When speaking about the Ravens, retired Ray Lewis can't help himself from using the terms "us" and "we."
Lewis said he doesn't have any withdrawal from playing in the NFL. If he's not immersed in his family, he's working as an analyst for ESPN.
But Lewis is still very much invested in his former team.
"That connection is forever," Lewis said Tuesday during a national conference call before being inducted into the Ravens Ring of Honor Sunday afternoon.
Lewis said he still sends text messages to a bunch of coaches and players, such as linebacker Terrell Suggs. They're messages like, "I miss you," or "How are you doing?" or "Just checking on you." Lewis said there are general conversations every day.
"That's one thing that I think is kind of different in the Ravens organization," he said. "We've always had a brotherhood type of essence in there. When the game is done, you're still like brothers."
Lewis said he still goes "crazy" yelling in his hotel room when watching Ravens games.
The competiveness and intensity don't fade easily, and many retired players talk about the itch of getting back on the field.
For example, center Matt Birk, who hung it up this offseason after 15 years, tweeted the night before the Ravens' season opener that he wished he was in Denver. Then he posted a picture on Instagram of him watching the game while wearing his Super Bowl jersey and helmet with the message, "Just watching the game. Ready if needed."
That's not Lewis.
He said it's been a "great adjustment" because he's still able to text and talk to his former team, and is still around the game with ESPN, but he doesn't have to live and breathe it every day.
Lewis still hasn't even taken the time to go watch the TV copy of his famous "last ride."
"I went at the game so hard. I enjoyed every moment of it, but there was a part of me … my family had to sacrifice so much," Lewis said.
"Honestly, since I've been done with the game, everything I've been doing – if it's not with ESPN – it's been with my kids.

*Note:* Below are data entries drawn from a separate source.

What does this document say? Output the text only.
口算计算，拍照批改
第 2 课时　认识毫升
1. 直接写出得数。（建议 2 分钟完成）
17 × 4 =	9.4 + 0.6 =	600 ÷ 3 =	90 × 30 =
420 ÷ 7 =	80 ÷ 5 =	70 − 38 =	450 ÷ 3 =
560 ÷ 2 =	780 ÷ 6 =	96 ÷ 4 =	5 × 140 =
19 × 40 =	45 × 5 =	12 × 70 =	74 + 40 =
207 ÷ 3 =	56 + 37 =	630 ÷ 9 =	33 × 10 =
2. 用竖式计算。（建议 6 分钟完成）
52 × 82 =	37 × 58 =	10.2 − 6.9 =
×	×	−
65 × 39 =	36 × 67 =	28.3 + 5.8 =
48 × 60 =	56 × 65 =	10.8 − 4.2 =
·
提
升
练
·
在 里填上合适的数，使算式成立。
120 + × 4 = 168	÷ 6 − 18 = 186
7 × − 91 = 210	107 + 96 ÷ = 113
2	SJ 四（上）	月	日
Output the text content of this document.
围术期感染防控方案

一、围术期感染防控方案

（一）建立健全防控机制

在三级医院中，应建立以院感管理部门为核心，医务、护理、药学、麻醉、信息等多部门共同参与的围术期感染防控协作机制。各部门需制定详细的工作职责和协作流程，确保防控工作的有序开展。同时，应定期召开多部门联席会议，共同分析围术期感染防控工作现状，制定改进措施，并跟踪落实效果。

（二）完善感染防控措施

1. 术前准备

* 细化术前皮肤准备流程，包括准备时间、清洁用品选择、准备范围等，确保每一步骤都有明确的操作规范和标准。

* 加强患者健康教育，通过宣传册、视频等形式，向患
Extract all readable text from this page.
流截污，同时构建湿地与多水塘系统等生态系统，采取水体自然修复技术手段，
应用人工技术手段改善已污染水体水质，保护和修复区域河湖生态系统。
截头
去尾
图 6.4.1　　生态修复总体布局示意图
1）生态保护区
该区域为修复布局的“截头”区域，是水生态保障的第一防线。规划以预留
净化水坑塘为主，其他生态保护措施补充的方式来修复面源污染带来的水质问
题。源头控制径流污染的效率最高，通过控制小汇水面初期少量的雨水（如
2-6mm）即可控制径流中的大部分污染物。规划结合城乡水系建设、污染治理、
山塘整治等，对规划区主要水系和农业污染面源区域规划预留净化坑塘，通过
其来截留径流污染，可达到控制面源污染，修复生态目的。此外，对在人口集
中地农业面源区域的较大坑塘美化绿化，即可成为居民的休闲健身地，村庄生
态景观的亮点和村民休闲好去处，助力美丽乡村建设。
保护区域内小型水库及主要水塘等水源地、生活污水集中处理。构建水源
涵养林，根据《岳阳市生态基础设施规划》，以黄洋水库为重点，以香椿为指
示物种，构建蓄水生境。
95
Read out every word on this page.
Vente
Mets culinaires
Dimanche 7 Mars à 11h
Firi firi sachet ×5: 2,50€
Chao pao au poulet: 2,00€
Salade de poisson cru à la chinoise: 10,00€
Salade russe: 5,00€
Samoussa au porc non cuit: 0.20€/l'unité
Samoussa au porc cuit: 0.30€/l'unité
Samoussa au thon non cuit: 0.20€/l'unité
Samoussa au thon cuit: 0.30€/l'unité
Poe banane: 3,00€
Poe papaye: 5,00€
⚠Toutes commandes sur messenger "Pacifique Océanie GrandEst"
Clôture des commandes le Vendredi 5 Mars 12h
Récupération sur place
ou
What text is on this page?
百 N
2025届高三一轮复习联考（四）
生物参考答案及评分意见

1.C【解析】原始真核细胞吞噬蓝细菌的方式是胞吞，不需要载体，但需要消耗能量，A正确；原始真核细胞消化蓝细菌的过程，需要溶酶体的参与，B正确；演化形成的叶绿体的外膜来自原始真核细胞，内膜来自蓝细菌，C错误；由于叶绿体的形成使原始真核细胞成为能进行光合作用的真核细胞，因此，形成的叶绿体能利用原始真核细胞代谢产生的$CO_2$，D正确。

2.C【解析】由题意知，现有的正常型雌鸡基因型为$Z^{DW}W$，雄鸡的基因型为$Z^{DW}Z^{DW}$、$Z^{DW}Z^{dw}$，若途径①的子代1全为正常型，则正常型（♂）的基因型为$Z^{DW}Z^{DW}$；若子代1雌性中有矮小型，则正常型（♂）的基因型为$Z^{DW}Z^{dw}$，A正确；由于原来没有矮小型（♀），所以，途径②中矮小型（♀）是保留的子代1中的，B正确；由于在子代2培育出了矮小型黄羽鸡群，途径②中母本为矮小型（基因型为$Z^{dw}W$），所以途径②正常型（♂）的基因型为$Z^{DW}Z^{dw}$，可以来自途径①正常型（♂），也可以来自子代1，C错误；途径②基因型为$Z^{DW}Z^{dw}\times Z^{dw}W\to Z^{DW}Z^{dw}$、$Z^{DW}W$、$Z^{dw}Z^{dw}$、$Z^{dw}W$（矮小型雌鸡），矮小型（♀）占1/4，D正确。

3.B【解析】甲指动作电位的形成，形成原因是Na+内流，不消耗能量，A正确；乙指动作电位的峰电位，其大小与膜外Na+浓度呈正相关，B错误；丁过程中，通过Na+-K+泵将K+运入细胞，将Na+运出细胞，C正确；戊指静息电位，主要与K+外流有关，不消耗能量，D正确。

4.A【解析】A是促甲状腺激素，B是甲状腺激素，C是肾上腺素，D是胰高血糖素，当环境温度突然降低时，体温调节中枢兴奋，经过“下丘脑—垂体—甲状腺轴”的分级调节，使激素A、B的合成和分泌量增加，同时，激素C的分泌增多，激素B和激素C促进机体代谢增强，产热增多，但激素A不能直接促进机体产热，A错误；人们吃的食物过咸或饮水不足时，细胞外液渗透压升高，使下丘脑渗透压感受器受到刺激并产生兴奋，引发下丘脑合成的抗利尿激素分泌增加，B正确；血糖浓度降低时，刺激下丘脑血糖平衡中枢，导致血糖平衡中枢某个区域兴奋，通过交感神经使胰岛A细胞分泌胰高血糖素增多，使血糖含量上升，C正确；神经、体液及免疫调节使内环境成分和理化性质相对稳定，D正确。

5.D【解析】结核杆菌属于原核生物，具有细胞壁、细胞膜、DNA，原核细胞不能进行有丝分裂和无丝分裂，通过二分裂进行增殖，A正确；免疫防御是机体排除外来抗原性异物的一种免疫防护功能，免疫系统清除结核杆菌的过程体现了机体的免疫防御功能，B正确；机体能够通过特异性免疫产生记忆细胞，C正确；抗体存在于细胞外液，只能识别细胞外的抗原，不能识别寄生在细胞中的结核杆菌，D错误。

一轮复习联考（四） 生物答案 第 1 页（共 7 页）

The time with them, just being there and them knowing that their dad is home, here to [relax] and doesn't have to always be away. It's the ultimate now. I appreciated the game, I love the game so much, but I can't tell you that I have withdrawals [thinking] 'I really miss the game.'"
Lewis has kept up with the Ravens' defensive changes and progress. It's part of his job now too, and he's been asked for his opinion on ESPN. He likes what he sees in the post-Lewis defensive era.
"They're adjusting to a lot of new pieces," Lewis said. "I think they're doing a pretty good job. Sometimes on Sunday it doesn't always show. But once the chemistry starts to kick in there, I think everything will be fine."